The Allwinner A80 is expected to arrive this year, at which point it’ll be Allwinner's highest-end chip. It’s too early to tell, but the A80 could put Allwinner in competition with the likes of Samsung, Qualcomm, and Nvidia. The processor will utilize big.Little technology, with quad-core Cortex-A7 and -A15 clusters. The chip is as high-end as you could expect, so it will also have support for 4K video and the hardware-accelerated  H.265 and VP9 codecs.

  • blackmagnum
    God bless, America. If you can't beat them, join them!
  • jossrik
    It'll be interesting to see where manufacturing goes in the future, maybe back to EU or even Africa somewhere maybe. Right now it's hard to see things get cheaper than China, but of course, eventually it will happen. I hear Apple is gonna buy China.
  • jjjjkkkk
    MediaTek is Taiwanese not Chinese
    remove it from the list
  • Draven35
    The company's first commercial foray using this technology came in 1983 with the 16-bit Acorn RISC Machine, or ARM. It ran one of the first true multitasking operating systems in production, RISC OS,

    Except, the first silicon didn't exist until 1985, and the machine running RISC OS didn't exist until 1987.
  • blubbey
    God bless, America. If you can't beat them, join them!

    ARM are British though..... (unless I'm missing something which is entirely possible).
  • virtualban
    The Chinese may leech off and profit from current available designs, and close-source their 'innovations', but I wonder what will they do when the rest of the world will reverse engineer and use any progress they make without having to answer to the Chinese companies (duh).
  • icemunk
    The writer seems to think the RK3288 is a 2015 SOC, however it has been out since April, and many devices are available with it, lots of $200 tablets with 2000X1500 resolution, and a bunch of TV boxes as well for $100. It's an excellent chip, achieving around 40,000 antutu scores. 2015 I'm sure we'll see a brand-new Rockchip, but the RK3288 has been out for some time.
  • MediaTek is Taiwanese not Chinese
    remove it from the list

    Since when is Taiwanese not Chinese? Read a book.
  • oxiide
    MediaTek is Taiwanese not Chinese
    remove it from the list

    Since when is Taiwanese not Chinese? Read a book.
    Hopefully your books mention that the Republic of China (Taiwan) and the People's Republic of China (mainland China) are two distinct and, for the most part, recognized nations.
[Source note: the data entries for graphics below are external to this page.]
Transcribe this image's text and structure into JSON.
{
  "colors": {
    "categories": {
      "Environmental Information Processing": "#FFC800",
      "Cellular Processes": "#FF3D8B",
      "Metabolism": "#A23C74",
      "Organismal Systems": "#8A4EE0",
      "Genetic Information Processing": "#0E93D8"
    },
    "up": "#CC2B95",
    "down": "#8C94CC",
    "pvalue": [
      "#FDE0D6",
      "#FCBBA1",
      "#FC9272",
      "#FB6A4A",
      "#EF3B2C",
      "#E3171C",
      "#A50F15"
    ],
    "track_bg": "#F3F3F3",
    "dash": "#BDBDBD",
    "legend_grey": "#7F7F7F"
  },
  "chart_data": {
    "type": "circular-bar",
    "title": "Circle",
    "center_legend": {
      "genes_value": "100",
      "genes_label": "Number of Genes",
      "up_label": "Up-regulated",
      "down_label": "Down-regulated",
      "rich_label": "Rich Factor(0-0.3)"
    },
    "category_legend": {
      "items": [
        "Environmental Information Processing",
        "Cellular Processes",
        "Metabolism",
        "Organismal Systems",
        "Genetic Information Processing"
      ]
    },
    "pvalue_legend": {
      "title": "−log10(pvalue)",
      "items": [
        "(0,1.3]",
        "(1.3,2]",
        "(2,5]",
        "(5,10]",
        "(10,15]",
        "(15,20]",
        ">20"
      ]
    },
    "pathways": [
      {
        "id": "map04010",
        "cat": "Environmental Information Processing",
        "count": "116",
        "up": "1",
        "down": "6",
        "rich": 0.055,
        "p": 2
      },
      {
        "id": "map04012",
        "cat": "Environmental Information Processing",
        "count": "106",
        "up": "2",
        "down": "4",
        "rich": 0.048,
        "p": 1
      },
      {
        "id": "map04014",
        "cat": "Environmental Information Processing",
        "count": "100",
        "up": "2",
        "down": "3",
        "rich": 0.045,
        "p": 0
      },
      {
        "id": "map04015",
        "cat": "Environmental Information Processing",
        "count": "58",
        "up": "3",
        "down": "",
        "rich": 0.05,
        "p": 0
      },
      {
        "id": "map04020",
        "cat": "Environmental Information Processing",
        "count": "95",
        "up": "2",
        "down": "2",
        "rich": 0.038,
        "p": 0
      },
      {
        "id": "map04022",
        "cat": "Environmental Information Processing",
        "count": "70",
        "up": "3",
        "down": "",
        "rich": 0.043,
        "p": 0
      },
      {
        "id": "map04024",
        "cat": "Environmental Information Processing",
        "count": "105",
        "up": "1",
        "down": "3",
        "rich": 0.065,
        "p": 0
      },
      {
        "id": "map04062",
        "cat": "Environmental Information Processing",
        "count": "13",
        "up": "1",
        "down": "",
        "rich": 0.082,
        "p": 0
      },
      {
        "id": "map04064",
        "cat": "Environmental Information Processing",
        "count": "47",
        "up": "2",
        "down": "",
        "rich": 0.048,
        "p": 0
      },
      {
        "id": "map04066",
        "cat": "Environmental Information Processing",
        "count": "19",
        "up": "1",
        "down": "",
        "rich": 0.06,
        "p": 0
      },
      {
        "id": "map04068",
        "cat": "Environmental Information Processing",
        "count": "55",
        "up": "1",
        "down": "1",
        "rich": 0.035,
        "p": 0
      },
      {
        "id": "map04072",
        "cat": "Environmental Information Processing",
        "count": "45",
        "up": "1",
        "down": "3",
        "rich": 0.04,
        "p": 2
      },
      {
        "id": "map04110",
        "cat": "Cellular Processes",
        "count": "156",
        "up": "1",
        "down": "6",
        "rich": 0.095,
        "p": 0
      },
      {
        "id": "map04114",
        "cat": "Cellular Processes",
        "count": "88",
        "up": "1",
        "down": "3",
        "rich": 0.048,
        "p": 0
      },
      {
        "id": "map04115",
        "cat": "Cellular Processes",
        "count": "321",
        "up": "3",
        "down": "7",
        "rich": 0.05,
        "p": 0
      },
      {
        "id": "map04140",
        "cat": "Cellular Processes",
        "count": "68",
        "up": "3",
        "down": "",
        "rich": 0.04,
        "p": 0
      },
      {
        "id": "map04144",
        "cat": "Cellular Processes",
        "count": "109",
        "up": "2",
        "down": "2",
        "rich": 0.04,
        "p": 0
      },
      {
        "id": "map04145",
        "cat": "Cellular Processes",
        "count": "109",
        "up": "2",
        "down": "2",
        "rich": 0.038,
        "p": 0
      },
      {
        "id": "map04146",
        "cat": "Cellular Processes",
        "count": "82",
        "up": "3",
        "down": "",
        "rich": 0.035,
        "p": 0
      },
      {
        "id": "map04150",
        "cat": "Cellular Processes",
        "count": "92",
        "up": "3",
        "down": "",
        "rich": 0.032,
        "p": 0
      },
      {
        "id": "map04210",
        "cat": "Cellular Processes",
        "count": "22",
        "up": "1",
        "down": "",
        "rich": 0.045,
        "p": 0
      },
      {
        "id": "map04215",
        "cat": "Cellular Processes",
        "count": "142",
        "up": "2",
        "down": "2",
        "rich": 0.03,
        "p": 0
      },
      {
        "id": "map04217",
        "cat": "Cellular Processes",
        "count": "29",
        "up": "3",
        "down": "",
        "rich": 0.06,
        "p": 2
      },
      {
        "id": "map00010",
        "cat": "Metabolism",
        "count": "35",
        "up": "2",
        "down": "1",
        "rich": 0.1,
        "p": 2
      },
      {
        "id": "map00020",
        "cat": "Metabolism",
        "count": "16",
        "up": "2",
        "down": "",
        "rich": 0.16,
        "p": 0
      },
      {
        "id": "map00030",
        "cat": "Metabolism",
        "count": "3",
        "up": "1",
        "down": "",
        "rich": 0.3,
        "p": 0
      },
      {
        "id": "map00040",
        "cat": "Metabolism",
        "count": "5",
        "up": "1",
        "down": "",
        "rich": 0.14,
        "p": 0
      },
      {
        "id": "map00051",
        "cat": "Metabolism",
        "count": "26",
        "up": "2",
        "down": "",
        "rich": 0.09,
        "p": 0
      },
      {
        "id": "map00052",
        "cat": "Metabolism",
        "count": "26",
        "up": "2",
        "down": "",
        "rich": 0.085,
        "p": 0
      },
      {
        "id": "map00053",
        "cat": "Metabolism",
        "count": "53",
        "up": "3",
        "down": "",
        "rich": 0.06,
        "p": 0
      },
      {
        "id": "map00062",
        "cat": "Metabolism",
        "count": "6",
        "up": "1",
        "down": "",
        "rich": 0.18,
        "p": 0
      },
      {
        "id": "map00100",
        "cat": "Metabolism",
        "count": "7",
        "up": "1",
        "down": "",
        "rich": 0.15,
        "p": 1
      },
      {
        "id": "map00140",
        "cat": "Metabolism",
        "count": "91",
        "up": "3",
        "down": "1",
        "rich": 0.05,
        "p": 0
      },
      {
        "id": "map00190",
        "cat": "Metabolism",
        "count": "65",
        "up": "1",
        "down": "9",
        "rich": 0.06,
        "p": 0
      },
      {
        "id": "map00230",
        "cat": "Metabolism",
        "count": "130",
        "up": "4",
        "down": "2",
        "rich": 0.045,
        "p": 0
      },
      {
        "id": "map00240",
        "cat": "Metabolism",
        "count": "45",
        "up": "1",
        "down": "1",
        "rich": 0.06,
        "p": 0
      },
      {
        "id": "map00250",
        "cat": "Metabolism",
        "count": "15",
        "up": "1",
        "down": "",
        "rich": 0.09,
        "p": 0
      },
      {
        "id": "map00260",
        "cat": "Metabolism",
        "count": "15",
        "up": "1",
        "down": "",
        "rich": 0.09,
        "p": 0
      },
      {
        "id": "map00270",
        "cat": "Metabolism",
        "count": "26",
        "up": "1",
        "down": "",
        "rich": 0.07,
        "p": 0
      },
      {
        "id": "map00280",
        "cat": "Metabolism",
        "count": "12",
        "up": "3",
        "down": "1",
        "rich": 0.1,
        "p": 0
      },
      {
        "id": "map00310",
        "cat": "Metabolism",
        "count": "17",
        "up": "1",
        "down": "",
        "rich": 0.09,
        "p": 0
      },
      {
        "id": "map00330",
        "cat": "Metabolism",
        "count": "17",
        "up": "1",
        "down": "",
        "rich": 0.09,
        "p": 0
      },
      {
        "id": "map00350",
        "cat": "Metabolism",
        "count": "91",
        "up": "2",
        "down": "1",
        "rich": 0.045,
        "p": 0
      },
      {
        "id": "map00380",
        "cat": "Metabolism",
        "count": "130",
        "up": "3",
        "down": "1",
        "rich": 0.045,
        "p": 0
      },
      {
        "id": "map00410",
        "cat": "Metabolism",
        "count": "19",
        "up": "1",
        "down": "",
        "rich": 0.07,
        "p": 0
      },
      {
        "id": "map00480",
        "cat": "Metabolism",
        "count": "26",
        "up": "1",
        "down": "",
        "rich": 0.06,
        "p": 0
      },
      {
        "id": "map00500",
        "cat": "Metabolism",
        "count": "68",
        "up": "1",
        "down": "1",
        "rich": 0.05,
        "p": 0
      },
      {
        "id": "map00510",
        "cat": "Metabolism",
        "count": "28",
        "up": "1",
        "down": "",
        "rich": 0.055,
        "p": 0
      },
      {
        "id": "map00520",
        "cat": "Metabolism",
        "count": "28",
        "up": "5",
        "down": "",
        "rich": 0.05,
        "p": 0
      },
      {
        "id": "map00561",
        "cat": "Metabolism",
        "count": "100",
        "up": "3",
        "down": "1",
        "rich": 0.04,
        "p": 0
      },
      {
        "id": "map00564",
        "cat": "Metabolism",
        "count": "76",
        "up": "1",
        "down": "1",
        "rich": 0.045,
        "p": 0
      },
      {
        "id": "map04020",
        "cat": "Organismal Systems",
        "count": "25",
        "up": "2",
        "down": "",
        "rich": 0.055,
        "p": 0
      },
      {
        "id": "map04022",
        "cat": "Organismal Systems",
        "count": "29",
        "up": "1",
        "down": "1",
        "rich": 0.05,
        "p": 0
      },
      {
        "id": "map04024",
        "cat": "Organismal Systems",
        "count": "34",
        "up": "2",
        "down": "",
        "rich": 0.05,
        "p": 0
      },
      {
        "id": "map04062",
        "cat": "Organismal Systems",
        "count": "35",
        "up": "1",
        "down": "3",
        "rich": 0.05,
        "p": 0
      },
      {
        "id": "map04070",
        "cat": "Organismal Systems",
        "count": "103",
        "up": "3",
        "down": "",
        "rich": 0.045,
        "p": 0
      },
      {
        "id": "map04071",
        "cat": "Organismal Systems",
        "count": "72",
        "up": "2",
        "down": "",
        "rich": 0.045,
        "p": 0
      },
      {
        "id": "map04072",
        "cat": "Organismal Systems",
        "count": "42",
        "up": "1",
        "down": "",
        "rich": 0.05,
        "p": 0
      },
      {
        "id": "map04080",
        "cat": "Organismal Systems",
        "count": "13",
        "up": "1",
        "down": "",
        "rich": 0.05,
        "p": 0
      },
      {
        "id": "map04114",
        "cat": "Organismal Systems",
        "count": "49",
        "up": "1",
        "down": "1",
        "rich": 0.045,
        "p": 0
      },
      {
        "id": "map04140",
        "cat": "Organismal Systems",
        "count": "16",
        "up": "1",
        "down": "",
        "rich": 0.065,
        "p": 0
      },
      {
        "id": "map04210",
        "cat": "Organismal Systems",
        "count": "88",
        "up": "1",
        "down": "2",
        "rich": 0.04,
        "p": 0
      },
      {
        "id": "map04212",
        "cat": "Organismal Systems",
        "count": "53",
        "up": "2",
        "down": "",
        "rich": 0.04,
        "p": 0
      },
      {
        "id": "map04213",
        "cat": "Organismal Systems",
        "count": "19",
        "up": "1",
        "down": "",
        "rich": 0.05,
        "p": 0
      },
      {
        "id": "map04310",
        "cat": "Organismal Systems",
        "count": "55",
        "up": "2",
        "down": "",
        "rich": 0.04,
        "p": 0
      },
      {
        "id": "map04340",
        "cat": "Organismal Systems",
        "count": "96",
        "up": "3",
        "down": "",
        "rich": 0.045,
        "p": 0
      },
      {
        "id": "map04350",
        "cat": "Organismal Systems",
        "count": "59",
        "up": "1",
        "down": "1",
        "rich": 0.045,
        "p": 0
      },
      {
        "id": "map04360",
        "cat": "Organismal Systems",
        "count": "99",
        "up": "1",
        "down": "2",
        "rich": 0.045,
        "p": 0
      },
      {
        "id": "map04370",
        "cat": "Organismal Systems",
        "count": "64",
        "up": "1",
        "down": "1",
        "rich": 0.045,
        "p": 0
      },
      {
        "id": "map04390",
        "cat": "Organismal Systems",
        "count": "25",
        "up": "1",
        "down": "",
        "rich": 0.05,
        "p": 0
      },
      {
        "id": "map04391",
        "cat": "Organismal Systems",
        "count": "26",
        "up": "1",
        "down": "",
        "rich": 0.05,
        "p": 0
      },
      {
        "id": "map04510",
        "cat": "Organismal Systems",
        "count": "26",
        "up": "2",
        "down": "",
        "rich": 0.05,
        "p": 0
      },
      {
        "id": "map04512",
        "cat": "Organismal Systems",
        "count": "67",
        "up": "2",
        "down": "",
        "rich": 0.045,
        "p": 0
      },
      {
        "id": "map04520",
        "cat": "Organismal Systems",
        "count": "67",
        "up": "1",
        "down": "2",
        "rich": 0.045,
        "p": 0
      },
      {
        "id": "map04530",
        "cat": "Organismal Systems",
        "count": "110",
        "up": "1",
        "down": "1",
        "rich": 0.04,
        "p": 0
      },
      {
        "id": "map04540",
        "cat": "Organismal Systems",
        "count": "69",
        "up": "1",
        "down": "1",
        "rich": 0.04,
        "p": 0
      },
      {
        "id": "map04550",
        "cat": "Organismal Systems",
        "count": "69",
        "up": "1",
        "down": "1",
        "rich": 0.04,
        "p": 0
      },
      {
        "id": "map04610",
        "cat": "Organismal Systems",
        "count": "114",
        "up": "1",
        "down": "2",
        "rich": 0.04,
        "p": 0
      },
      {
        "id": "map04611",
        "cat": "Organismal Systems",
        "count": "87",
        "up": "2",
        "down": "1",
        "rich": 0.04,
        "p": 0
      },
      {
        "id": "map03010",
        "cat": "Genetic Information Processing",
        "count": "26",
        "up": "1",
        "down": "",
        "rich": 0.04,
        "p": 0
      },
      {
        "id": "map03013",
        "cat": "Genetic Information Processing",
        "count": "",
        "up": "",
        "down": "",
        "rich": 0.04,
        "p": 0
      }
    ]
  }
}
    MediaTek is indeed a Taiwanese company, though I'd rather they just specify that in the article rather than being told to remove it over a technicality. It's still relevant to the topic regardless of where they are headquartered.
  • amk-aka-Phantom
    Thanks to the author for pointing out the closed-source BS, this makes me hate Mediatek. Others are irrelevant (luckily) so far, don't see their chips in any reasonable devices.